二人は席を取って、周りの声に耳を澄ませた。
話しかけてもいいが、
何から聞いていいかわからないときは、
噂を取っ掛かりにするのがいいのかもしれない。
軽食とコーヒーを頼んで、
二人は静かに食事をする。

市場の話がたくさん。
自分の子どもがこんなに大きくなったという話も聞こえる。
その中から、耳が何かの噂を拾った。

「それでオアシスは残ってるんだけどな」
「残ってるのか?」
「ああ、それなんだけど、町はぼろぼろなんだ」
「なぁ、どこの話だ?」
「ズシロの町だ」
「本当か?」
「何でも、喜びの歯車がひとつもなくなったって話だ」
「噂かい、それ」
「いや、俺も見てきた」
「どうして喜びの歯車が」
「中央に逆らったんじゃないか?」

サイカはコーヒーをすする。
噂が聞こえているはずなのに、
眉一つ動かさない。
「サイカぁ…」
「わかっている」
「オアシス残してぼろぼろらしいよ」
「聞いた」
「どうしたんだろうね」
「滅んだんだ」
「滅んだ?」
「ああ、暴走をしたんだ」
「暴走?」
「平和はいとも簡単に暴走する。
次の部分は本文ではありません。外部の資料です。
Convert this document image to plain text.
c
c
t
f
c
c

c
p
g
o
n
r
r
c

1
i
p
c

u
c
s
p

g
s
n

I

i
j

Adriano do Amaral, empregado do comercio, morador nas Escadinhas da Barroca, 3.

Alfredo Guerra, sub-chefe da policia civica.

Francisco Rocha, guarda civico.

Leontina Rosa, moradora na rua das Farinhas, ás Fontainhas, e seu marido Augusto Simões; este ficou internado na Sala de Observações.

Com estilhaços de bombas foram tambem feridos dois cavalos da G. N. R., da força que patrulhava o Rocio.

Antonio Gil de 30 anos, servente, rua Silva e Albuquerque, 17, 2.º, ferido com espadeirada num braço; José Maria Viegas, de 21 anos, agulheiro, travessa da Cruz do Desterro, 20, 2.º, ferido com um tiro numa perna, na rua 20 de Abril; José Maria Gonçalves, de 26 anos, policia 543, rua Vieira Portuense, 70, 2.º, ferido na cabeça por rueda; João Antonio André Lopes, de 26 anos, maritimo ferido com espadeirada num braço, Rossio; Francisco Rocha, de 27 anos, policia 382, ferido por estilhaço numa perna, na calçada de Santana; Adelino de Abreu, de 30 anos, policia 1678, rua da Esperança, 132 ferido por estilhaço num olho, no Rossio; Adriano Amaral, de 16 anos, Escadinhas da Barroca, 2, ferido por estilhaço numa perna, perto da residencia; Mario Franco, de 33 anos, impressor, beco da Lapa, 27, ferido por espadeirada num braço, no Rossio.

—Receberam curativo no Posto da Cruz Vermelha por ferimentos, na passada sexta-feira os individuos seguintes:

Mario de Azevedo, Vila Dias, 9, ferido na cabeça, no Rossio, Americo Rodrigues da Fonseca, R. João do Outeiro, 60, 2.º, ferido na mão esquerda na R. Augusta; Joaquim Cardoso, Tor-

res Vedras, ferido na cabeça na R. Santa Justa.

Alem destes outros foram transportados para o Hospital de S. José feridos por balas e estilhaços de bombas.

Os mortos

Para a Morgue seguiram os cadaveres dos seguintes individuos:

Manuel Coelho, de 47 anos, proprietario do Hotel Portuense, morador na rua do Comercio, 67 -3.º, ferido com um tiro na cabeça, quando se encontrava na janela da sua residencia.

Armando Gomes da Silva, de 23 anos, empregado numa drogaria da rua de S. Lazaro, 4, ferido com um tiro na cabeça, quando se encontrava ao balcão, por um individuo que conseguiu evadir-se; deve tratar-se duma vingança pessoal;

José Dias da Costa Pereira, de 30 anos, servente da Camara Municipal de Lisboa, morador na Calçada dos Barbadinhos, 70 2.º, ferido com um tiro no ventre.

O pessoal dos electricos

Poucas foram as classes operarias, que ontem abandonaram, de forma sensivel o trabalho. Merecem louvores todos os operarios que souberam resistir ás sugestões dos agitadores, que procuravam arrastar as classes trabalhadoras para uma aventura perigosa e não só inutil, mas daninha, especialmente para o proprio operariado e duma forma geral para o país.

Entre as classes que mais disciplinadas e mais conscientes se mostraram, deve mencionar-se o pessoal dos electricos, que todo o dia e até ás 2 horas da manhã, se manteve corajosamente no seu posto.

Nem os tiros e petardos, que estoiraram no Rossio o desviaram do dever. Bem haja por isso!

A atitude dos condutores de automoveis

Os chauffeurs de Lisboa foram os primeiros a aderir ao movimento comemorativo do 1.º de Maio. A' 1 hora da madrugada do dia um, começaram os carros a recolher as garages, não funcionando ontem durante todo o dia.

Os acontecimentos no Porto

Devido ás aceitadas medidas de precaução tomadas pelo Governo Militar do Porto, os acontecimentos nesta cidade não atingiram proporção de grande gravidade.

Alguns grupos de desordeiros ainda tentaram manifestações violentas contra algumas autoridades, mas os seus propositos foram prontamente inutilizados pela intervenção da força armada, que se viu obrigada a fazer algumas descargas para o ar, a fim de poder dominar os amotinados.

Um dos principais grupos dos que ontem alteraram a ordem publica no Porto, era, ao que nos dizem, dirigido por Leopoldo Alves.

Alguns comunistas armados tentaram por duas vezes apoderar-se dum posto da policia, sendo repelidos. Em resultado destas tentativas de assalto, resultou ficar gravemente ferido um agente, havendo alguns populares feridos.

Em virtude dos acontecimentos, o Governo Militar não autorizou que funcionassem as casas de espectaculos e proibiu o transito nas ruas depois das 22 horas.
トリカゴの持論だった」
ネジはトリカゴのことを少しだけ思い出す。
そんなことを考えていたのか。
サイカはトリカゴと知り合いだったというけど、
どんなことを知り合いとして話していたんだろうか。

「涼しいうちに、隣町までいく」
サイカが提案する。
「でも、滅んだんじゃない?」
「暴走した平和の傷跡、それを見せる」
「それはひどいものかな」
「誰も弔うものがいないくらい、ひどいものだ」
「そうなんだ」
サイカはうなずき、コーヒーを飲む。

噂だけが飛んでくる滅んだという町。
一体砂漠の町に何があったのだろう。